- Directed by: Chris Sivertson
- Written by: Chris Sivertson
- Produced by: Aimée Flaherty John Hermann Michael Moran Mark Myers
- Starring: Aubrey Peeples Keir Gilchrist
- Cinematography: Greg Ephraim
- Edited by: Ben La Marca
- Music by: Jim Dooley
- Production company: Citizen Skull Productions
- Release date: June 27, 2017;
- Running time: 86 minutes
- Country: United States
- Language: English

= Heartthrob (film) =

2017 American thriller film

Heartthrob is a 2017 American thriller film written and directed by Chris Sivertson. It stars Keir Gilchrist as Henry and Aubrey Peeples as Samantha, who form a relationship after a chance meeting. However, things go downhill as Henry's infatuation with Samantha turns dark.

==Plot==
Shortly after high school graduation, Henry (Keir Gilchrist), the shy valedictorian, encounters Samantha (Aubrey Peeples), who suffers from a reputation as a bimbo at school.

They argue at first about their preconceptions of each other, but later Henry apologizes and offers Samantha a ride home when her shift at work ends. He is overjoyed to find romance with her, but is incensed by the knowledge of her past relations with others and kills one of her former lovers.

Henry is accepted to MIT, the university of choice of his domineering mother, but he drops out to stay in town with Samantha, who has been warned about his obsessive behavior. She breaks up with him to allow him to attend the better university.

Henry is convinced she is being pressured into leaving him and targets those he believes responsible. He kills her close friend Dustin and then proceeds to call Samantha and tell her that he worked things out with MIT, and invites her to his house to celebrate.

While eating a homemade dinner there, she hears a thumping from an upstairs bedroom and discovers Henry's mother tied to a chair. Henry pulls out a knife and offers to either release his mother or kill her to solve their relationship problems, admitting that he was responsible for Dustin's death.

Samantha convinces him to release his mother, who escapes out his bedroom window and runs from the house screaming for help. Henry begs Samantha to run away with him but she refuses. Realizing that Samantha is different in the way that she does not need anyone, and also content with the fact that she loved him, he says one final, "I love you." and stabs himself in the chest, dying immediately.

Two days after his death, Samantha receives Henry's journal in the mail. She decides to keep it a secret and thinks back to all the time they spent together. Her shrink says that the relationship was unhealthy, and even though she accepts it, she knows that Henry truly loved her and saw her differently than everyone else.

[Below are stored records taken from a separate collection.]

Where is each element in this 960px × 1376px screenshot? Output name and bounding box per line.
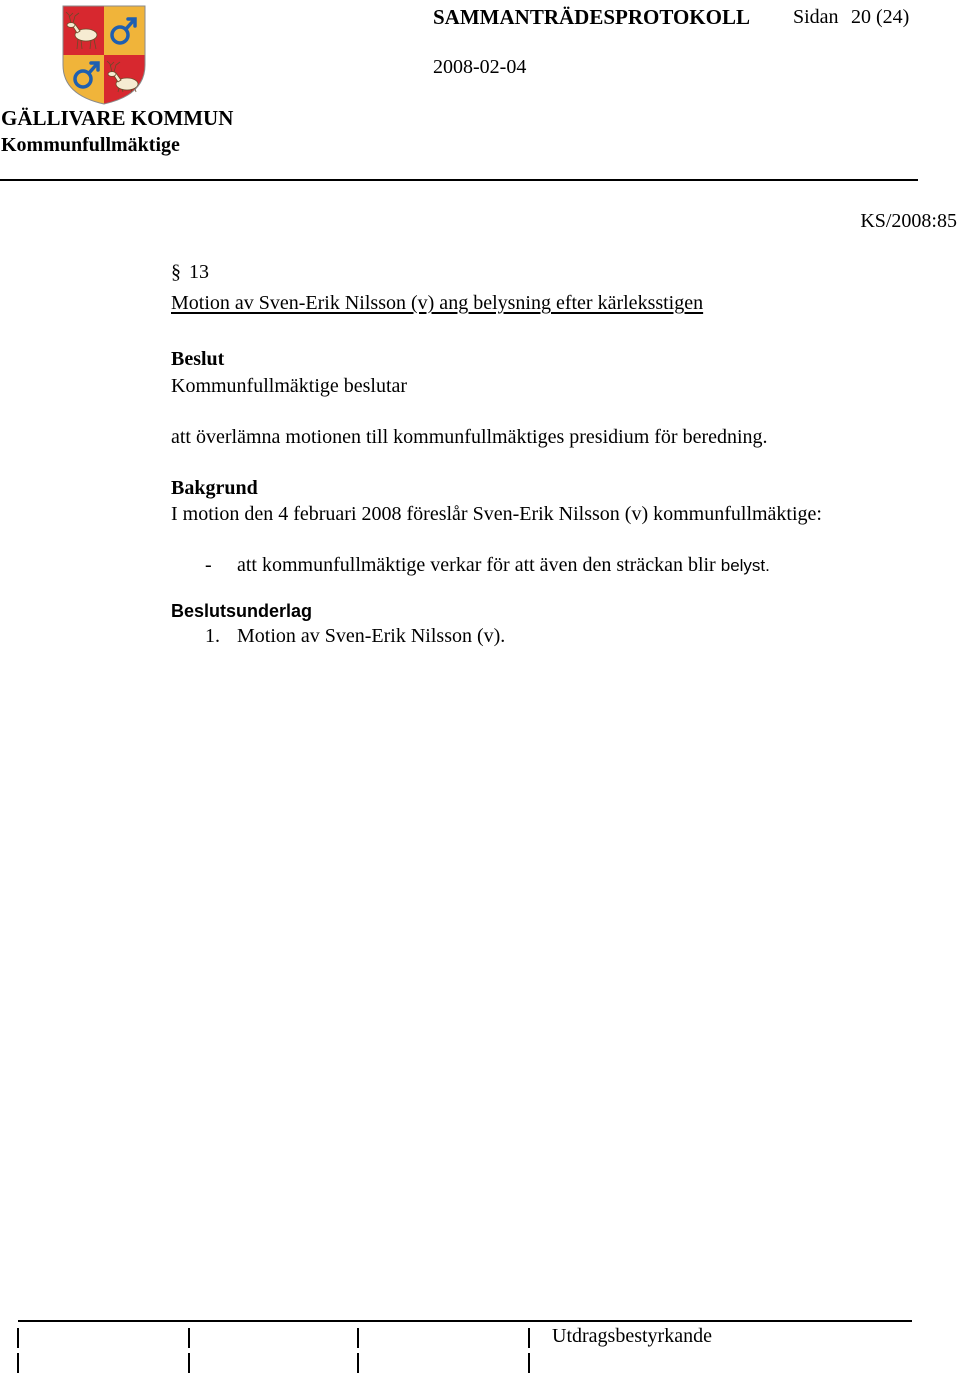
signature-field-divider — [528, 1353, 530, 1373]
protocol-title: SAMMANTRÄDESPROTOKOLL — [433, 5, 750, 29]
basis-item-marker: 1. — [205, 625, 220, 647]
footer-divider — [18, 1320, 912, 1322]
decision-intro: Kommunfullmäktige beslutar — [171, 375, 408, 397]
list-item-marker: - — [205, 554, 212, 576]
coat-of-arms-icon — [62, 5, 146, 105]
signature-field-divider — [528, 1328, 530, 1348]
municipality-name: GÄLLIVARE KOMMUN — [1, 106, 234, 130]
signature-field-divider — [188, 1328, 190, 1348]
signature-field-divider — [357, 1353, 359, 1373]
signature-field-divider — [188, 1353, 190, 1373]
signature-field-divider — [17, 1353, 19, 1373]
body-name: Kommunfullmäktige — [1, 134, 180, 156]
decision-heading: Beslut — [171, 348, 225, 370]
basis-heading: Beslutsunderlag — [171, 601, 313, 621]
list-item — [237, 554, 770, 577]
paragraph-number: 13 — [189, 261, 209, 283]
case-title: Motion av Sven-Erik Nilsson (v) ang belysning efter kärleksstigen — [171, 292, 704, 314]
page-label: Sidan — [793, 6, 839, 28]
signature-field-divider — [357, 1328, 359, 1348]
diary-number: KS/2008:85 — [860, 210, 957, 232]
signature-field-divider — [17, 1328, 19, 1348]
list-item-text-end: belyst. — [720, 556, 770, 575]
background-heading: Bakgrund — [171, 477, 258, 499]
header-divider — [0, 179, 918, 181]
decision-text: att överlämna motionen till kommunfullmäktiges presidium för beredning. — [171, 426, 768, 448]
basis-item-text: Motion av Sven-Erik Nilsson (v). — [237, 625, 506, 647]
certification-label: Utdragsbestyrkande — [552, 1325, 712, 1347]
list-item-text: att kommunfullmäktige verkar för att även den sträckan blir — [237, 554, 716, 576]
paragraph-symbol: § — [171, 261, 181, 283]
background-text: I motion den 4 februari 2008 föreslår Sven-Erik Nilsson (v) kommunfullmäktige: — [171, 503, 822, 525]
meeting-date: 2008-02-04 — [433, 56, 527, 78]
page-number: 20 (24) — [851, 6, 910, 28]
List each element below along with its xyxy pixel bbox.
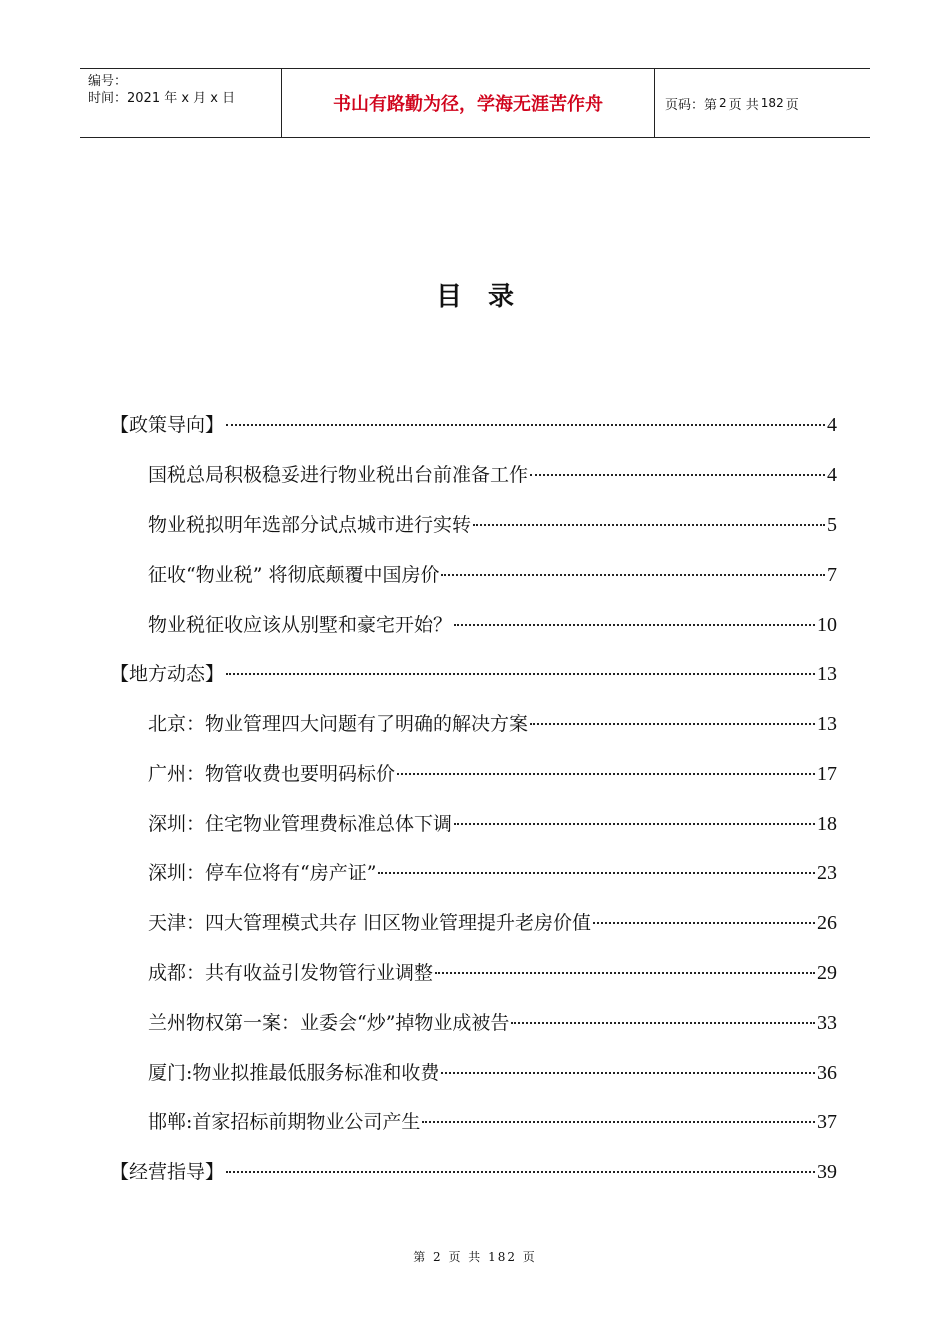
toc-entry-page: 17 bbox=[817, 763, 837, 785]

The movie ends with Samantha sitting on the floor of the skating rink, where Henry took her on their first date. She then says, "I love you, Henry," which she deeply regrets not telling him when he was alive.

==Cast==

- Aubrey Peeples as Sam Maddox
- Keir Gilchrist as Henry Sinclair
- Peter Facinelli as Mr. Rickett
- Jimmy Bennett as Dustin
- Taylor Dearden as Cleo
- Ione Skye as Jody
- Felicity Price as Colette
- Tristan Decker as Bailey
- Connor Muhl as Flynn
- Rebecca Huey as Tina
- Caroline Huey as Tasha
- Daniel Nsengimana as Josh
- Austin Kulman as Brendan
- Reza Leal-Smartt as Audrey Bellwether
- Ian Bond as Danny
- Echo Bull as Mrs. Tachuk
- Lowell Deo as Mr. Tachuk
- Aaron Ross as DJ
- Nazlah Black as Rhoda
- Skyler Verity as Guitar Dude
- Thom Delahunt as Diner Patron
- Giovanni V. Giusti as Firekeeper

==Production==
Filming took place in Tacoma, Washington.

==Release==
The film had a limited release in the United States on June 27, 2017.